Rusia Ancam Kembangkan Senjata Nuklir Baru jika AS Langgar Kesepakatan

Presiden AS Donald Trump (kiri) menerima bola sepak dari Presiden Rusia Vladimir Putin (kanan) dalam konferensi pers bersama setelah keduanya bertemu membahas sejumlah isu di Helsinki, Finlandia, Senin (16/7). - Reuters - Grigoriy Dukor
06 Desember 2018 21:17 WIB John Andhi Oktaveri News Share :

Harianjogja.com, JAKARTA -Apabila AS menarik diri dari traktat persenjataan nuklir jarak menengah yang disepakati pada era Perang Dingin maka Rusia akan mengembangkan peluru kendali jenis baru. Hal itu diungkapkan langsung oleh Presiden Rusia Vladimir Putin.

Komentarnya disampaikan setelah NATO menyampaikan tuduhan pada hari Selasa bahwa Rusia telah melanggar Traktat Kekuatan Nuklir Jarak Menengah (INF). Perjanjian yang ditandatangani pada tahun 1987 oleh AS dan Uni Soviet tersebut melarang kedua negara mengembangkan misil jarak dekat dan menengah. Tetapi, Putin mengatakan tuduhan tersebut hanyalah alasan yang dipakai AS agar dapat keluar dari kesepakatan tersebut sebagaimana dikutip CNN.com, Kamis (6/12/2018).

Lewat pernyataan di televisi, pemimpin Rusia itu mengatakan banyak negara lain telah mengembangkan senjata yang dilarang traktat INF.

"Sekarang sepertinya rekan kami di Amerika meyakini keadaan telah berubah banyak sehingga (mereka) juga harus memiliki senjata jenis itu," katanya.

"Apa reaksi kami? Sederhana saja, terkait dengan kasus ini, kami juga akan melakukan hal yang sama," tegas Putin.

Presiden AS, Donald Trump sebelumnya mengatakan negaranya akan keluar dari traktat karena aksi Rusia. Para pengamat memandang senjata jenis ini adalah pilihan yang lebih murah dibandingkan kekuatan konvensional.

Apa kata NATO?

Pada Selasa (4/12/2018), aliansi militer Barat secara resmi menuduh Rusia telah melanggar traktat.
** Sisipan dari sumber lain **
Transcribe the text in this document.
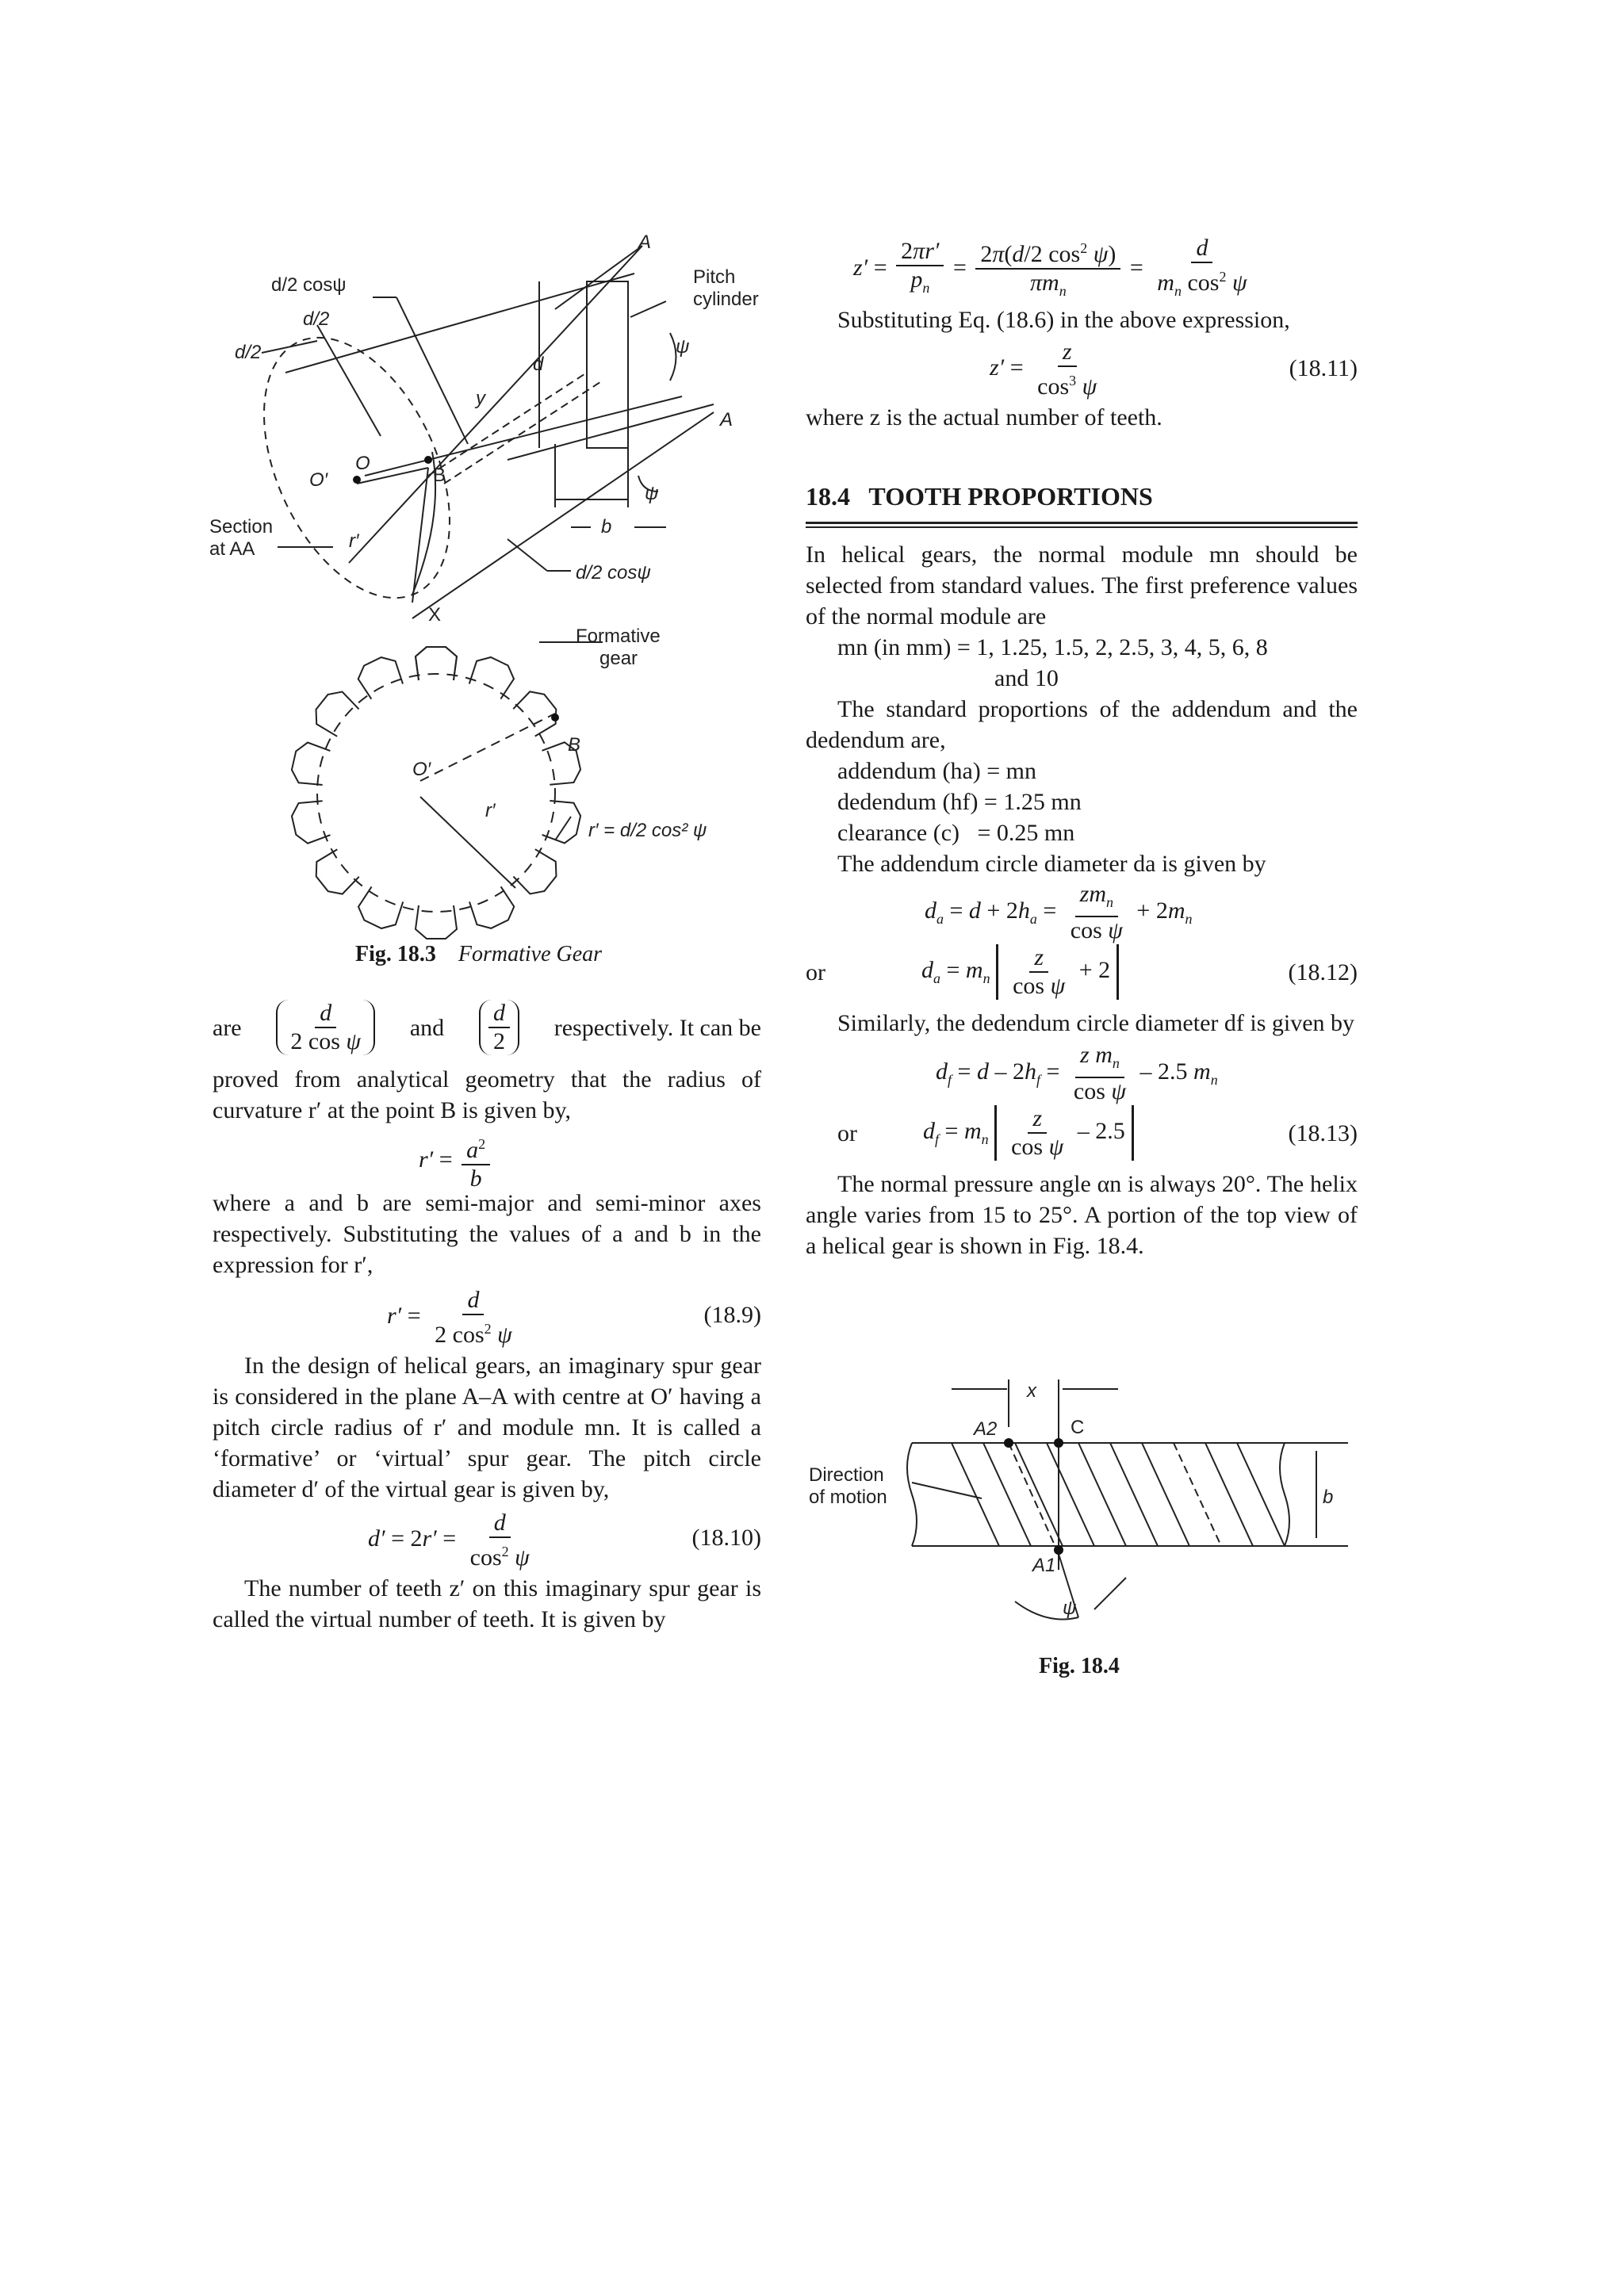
d/2 cosψ
d/2
d/2
A
Pitch
cylinder
d
ψ
A
y
O
O′	B
ψ
Section
at AA	r′
b
d/2 cosψ
X
Formative
gear
O′
B
r′
r′ = d/2 cos² ψ
Fig. 18.3 Formative Gear
are $\frac{d}{\text{2 cos ψ}}$ and $\frac{d}{2}$ respectively. It can be

proved from analytical geometry that the radius of curvature r′ at the point B is given by,

$r' = \frac{a^2}{b}$

where a and b are semi-major and semi-minor axes respectively. Substituting the values of a and b in the expression for r′,

$r' = \frac{d}{2 \cos^2 \psi}$	(18.9)

In the design of helical gears, an imaginary spur gear is considered in the plane A–A with centre at O′ having a pitch circle radius of r′ and module mn. It is called a ‘formative’ or ‘virtual’ spur gear. The pitch circle diameter d′ of the virtual gear is given by,

$d' = 2r' = \frac{d}{\cos^2 \psi}$	(18.10)

The number of teeth z′ on this imaginary spur gear is called the virtual number of teeth. It is given by

$z' = \frac{2\pi r'}{p_n} = \frac{2\pi(d/2 \cos^2 \psi)}{\pi m_n} = \frac{d}{m_n \cos^2 \psi}$

Substituting Eq. (18.6) in the above expression,

$z' = \frac{z}{\cos^3 \psi}$	(18.11)

where z is the actual number of teeth.

18.4 TOOTH PROPORTIONS

In helical gears, the normal module mn should be selected from standard values. The first preference values of the normal module are

mn (in mm) = 1, 1.25, 1.5, 2, 2.5, 3, 4, 5, 6, 8
and 10

The standard proportions of the addendum and the dedendum are,

addendum (ha) = mn
dedendum (hf) = 1.25 mn
clearance (c)   = 0.25 mn
The addendum circle diameter da is given by
$d_a = d + 2h_a = \frac{zm_n}{\text{cos ψ}} + 2m_n$
or	$d_a = m_n \frac{z}{\text{cos ψ}} + 2$	(18.12)

Similarly, the dedendum circle diameter df is given by

$d_f = d - 2h_f = \frac{z m_n}{\text{cos ψ}} - 2.5$ $m_n$
or	$d_f = m_n \frac{z}{\text{cos ψ}} - 2.5$	(18.13)

The normal pressure angle αn is always 20°. The helix angle varies from 15 to 25°. A portion of the top view of a helical gear is shown in Fig. 18.4.

x
A2	C
Direction
of motion	b
A1
ψ
Fig. 18.4
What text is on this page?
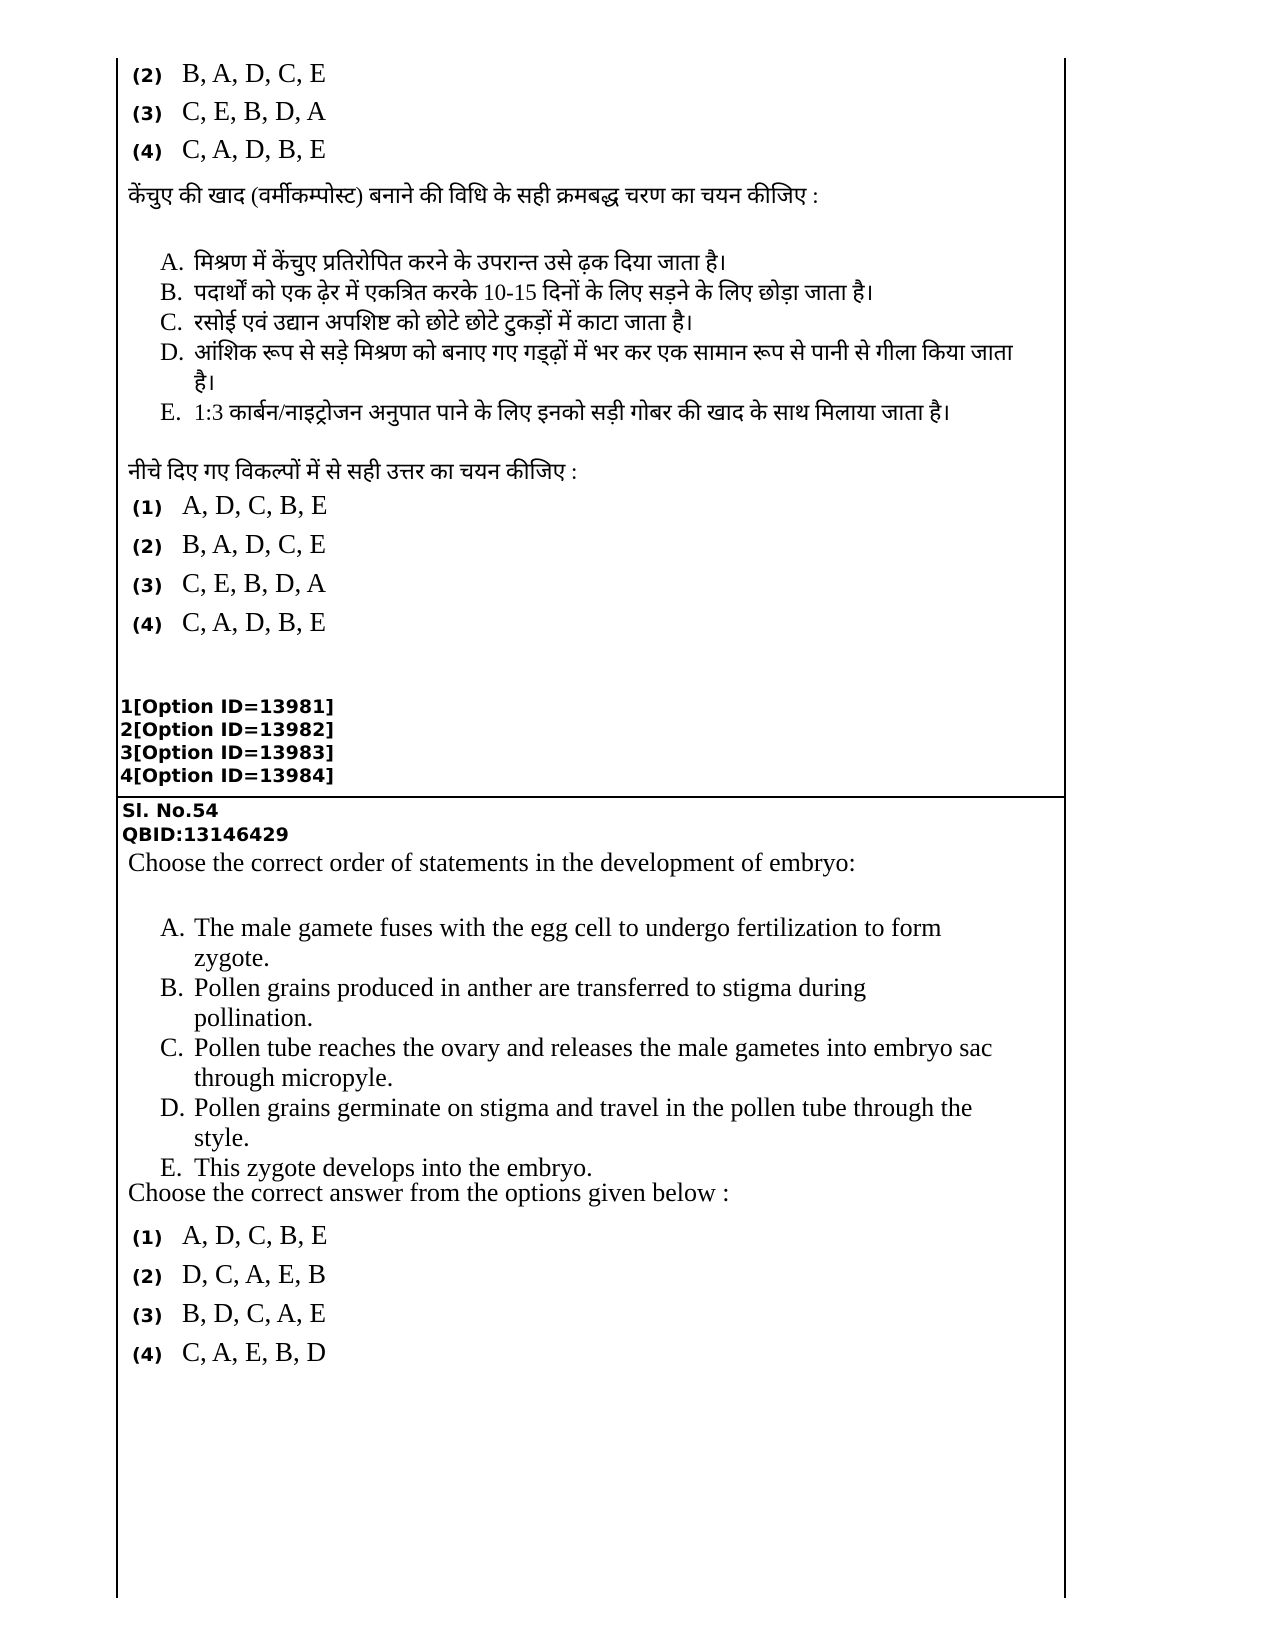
(2) B, A, D, C, E
(3) C, E, B, D, A
(4) C, A, D, B, E
केंचुए की खाद (वर्मीकम्पोस्ट) बनाने की विधि के सही क्रमबद्ध चरण का चयन कीजिए :
A. मिश्रण में केंचुए प्रतिरोपित करने के उपरान्त उसे ढ़क दिया जाता है।
B. पदार्थों को एक ढ़ेर में एकत्रित करके 10-15 दिनों के लिए सड़ने के लिए छोड़ा जाता है।
C. रसोई एवं उद्यान अपशिष्ट को छोटे छोटे टुकड़ों में काटा जाता है।
D. आंशिक रूप से सड़े मिश्रण को बनाए गए गड्ढ़ों में भर कर एक सामान रूप से पानी से गीला किया जाता है।
E. 1:3 कार्बन/नाइट्रोजन अनुपात पाने के लिए इनको सड़ी गोबर की खाद के साथ मिलाया जाता है।
नीचे दिए गए विकल्पों में से सही उत्तर का चयन कीजिए :
(1) A, D, C, B, E
(2) B, A, D, C, E
(3) C, E, B, D, A
(4) C, A, D, B, E
1[Option ID=13981]
2[Option ID=13982]
3[Option ID=13983]
4[Option ID=13984]
Sl. No.54
QBID:13146429
Choose the correct order of statements in the development of embryo:
A. The male gamete fuses with the egg cell to undergo fertilization to form zygote.
B. Pollen grains produced in anther are transferred to stigma during pollination.
C. Pollen tube reaches the ovary and releases the male gametes into embryo sac through micropyle.
D. Pollen grains germinate on stigma and travel in the pollen tube through the style.
E. This zygote develops into the embryo.
Choose the correct answer from the options given below :
(1) A, D, C, B, E
(2) D, C, A, E, B
(3) B, D, C, A, E
(4) C, A, E, B, D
"Kami menyimpulkan Rusia telah mengembangkan dan mempertahankan sistem misil, 9M729, yang melanggar traktat INF dan merupakan risiko signifikan bagi keamanan Eropa-Atlantik," demikian isi pernyataan para menteri luar negeri NATO.

Pernyataan tersebut menyebutkan negara-negara anggota "sangat mendukung" klaim AS bahwa Rusia telah melanggar pakta dan mendesak Moskow untuk "segera kembali mematuhi secara menyeluruh dan bertanggungjawab".

Berbicara setelah dikeluarkannya pernyataan NATO, Menteri Luar Negeri AS, Mike Pompeo mengatakan Rusia memiliki waktu selama 60 hari untuk kembali mematuhi traktat atau periode dimana Amerika akan menunda kepatuhannya.

"Selama 60 hari ini kami masih tidak akan menguji, membuat atau menempatkan sistem apapun, dan kami akan mengamati apa yang terjadi selama periode 60 hari tersebut," katanya.

Rusia telah berkali-kali menyangkal bahwa pihaknya melanggar traktat Perang Dingin. Tahun 2014, Presiden Barack Obama menuduh Rusia melanggar Traktat INF setelah diduga telah menguji misil penjelajah yang diluncurkan dari darat.